Overview
Embeddings are numerical representations of text, images, or other data. Use them for semantic search, similarity matching, and building AI applications.
Concepts
- Embeddings: Fixed-size vectors representing meaning
- Vector Databases: Specialized databases for vector search
- Similarity Search: Find semantically similar items
- Semantic Search: Search by meaning rather than keywords
- Recommendations: Suggest relevant items based on similarity
Generate Embeddings
npm install openai
import OpenAI from 'openai'
const openai = new OpenAI({
apiKey: process.env.OPENAI_API_KEY
})
async function getEmbedding(text: string) {
const response = await openai.embeddings.create({
model: 'text-embedding-3-small',
input: text
})
return response.data[0].embedding
}
// Usage
const embedding = await getEmbedding('Hello world')

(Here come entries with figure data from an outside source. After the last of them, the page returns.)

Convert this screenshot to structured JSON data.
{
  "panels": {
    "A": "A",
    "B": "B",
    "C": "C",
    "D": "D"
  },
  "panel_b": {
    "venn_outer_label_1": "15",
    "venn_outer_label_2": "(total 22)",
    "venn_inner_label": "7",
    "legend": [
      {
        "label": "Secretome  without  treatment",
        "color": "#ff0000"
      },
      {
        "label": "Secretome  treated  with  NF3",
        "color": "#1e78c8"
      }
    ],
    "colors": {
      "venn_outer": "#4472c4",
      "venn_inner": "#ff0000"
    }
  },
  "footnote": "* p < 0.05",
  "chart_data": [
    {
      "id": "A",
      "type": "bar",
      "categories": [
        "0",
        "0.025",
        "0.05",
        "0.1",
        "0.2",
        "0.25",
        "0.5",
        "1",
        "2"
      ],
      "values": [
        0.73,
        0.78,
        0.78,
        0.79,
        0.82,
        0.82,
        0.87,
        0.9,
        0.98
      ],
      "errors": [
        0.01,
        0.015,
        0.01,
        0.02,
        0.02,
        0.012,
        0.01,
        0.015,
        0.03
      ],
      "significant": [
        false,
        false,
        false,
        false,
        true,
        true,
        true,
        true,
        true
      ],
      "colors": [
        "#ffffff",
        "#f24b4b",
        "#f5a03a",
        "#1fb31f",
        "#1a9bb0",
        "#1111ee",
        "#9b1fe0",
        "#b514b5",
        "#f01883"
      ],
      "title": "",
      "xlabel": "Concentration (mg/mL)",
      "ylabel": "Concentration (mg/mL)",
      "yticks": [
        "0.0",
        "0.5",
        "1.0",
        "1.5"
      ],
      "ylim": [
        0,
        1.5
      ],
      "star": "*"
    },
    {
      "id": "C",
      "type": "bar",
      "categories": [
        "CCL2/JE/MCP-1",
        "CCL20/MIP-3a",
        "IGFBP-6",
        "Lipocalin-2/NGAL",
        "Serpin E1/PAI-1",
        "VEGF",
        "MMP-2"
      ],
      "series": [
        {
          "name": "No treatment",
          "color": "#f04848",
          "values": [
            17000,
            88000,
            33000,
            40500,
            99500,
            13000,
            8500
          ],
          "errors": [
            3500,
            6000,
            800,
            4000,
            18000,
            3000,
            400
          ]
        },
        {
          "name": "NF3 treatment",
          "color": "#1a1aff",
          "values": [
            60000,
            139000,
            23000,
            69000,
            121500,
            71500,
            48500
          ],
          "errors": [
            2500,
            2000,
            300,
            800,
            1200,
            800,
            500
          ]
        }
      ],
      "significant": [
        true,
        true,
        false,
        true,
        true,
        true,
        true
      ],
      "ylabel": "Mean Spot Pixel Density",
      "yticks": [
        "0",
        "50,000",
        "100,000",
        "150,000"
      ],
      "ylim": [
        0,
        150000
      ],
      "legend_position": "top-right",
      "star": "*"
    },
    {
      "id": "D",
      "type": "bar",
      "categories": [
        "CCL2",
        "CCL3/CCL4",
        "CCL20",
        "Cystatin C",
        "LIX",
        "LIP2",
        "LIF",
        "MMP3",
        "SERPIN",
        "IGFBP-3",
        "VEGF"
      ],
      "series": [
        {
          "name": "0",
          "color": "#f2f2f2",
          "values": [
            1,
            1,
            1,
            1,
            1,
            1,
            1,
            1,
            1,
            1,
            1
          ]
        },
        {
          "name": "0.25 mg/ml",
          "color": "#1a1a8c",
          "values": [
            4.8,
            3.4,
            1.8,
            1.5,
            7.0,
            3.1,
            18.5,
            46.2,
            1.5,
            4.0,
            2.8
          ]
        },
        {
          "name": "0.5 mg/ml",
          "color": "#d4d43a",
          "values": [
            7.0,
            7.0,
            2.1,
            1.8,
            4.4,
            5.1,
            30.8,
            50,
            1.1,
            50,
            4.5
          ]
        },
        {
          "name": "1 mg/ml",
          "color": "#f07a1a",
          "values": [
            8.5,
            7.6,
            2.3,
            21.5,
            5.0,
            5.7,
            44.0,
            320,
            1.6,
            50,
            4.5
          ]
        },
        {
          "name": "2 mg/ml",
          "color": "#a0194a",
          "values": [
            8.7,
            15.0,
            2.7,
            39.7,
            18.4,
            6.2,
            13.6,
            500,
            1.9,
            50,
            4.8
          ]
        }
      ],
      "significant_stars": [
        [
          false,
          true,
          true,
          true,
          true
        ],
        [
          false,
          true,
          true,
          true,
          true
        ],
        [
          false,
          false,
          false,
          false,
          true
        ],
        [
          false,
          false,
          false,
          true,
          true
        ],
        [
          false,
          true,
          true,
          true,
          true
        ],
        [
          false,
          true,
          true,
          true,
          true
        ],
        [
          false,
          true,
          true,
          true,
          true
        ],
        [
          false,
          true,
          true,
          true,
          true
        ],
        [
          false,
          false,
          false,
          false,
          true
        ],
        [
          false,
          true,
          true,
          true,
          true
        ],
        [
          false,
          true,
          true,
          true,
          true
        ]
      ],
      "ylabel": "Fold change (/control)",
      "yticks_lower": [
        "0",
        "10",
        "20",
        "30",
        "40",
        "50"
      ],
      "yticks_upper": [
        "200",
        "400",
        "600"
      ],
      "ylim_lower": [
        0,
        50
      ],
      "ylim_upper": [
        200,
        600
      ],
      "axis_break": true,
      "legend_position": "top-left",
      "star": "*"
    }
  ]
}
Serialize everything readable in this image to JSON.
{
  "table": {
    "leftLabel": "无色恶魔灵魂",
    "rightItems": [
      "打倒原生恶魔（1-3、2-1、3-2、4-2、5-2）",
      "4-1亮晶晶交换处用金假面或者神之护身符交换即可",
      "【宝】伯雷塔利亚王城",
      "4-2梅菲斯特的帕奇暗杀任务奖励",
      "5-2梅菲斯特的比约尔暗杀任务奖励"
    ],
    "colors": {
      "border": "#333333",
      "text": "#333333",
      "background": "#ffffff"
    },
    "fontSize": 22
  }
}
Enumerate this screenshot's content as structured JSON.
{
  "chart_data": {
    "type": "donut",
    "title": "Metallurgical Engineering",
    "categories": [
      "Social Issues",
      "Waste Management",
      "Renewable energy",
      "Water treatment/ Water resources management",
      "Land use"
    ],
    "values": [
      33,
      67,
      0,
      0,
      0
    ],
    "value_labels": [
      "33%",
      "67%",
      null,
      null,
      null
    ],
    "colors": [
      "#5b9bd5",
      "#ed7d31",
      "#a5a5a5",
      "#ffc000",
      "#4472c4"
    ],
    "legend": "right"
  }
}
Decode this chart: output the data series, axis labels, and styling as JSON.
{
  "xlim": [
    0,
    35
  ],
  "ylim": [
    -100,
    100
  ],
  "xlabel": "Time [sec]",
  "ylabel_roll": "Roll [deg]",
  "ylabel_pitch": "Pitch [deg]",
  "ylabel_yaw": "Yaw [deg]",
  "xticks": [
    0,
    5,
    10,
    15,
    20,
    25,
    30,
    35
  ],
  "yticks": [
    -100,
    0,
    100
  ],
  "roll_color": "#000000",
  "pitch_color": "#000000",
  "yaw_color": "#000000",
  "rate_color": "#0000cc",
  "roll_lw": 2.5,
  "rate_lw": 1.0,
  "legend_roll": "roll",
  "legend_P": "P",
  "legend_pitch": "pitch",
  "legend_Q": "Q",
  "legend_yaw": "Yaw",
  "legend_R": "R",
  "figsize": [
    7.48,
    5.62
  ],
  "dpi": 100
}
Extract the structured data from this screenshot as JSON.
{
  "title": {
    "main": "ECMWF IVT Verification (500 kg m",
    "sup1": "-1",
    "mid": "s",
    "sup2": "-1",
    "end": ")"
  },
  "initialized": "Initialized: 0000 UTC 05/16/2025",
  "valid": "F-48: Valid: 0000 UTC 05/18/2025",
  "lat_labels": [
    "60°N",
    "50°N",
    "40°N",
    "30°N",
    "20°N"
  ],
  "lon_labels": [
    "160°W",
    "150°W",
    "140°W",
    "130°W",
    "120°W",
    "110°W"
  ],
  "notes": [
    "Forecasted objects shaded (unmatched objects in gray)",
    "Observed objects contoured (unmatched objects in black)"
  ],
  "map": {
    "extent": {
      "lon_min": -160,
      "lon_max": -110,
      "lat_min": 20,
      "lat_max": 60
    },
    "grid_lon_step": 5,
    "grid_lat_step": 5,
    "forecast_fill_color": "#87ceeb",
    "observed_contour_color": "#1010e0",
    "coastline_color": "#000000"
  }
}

console.log(embedding.length) // 1536 dimensions
Vector Database with Pinecone
import { Pinecone } from '@pinecone-database/pinecone'
const pc = new Pinecone({
apiKey: process.env.PINECONE_API_KEY
})
const index = pc.index('documents')
// Store embedding
await index.upsert([{
id: 'doc-1',
values: embedding,
metadata: { text: 'Hello world', source: 'greeting' }
}])
// Search similar items
const results = await index.query({
vector: embedding,
topK: 5,
includeMetadata: true
})
console.log(results.matches) // Top 5 similar documents
Semantic Search Implementation
async function semanticSearch(query: string, topK: number = 5) {
const queryEmbedding = await getEmbedding(query)
const results = await index.query({
vector: queryEmbedding,
topK,
includeMetadata: true
})
return results.matches.map(match => ({
text: match.metadata?.text,
score: match.score,
source: match.metadata?.source
}))
}
const results = await semanticSearch('What is machine learning?')
Embeddings enable semantic understanding without training custom AI models.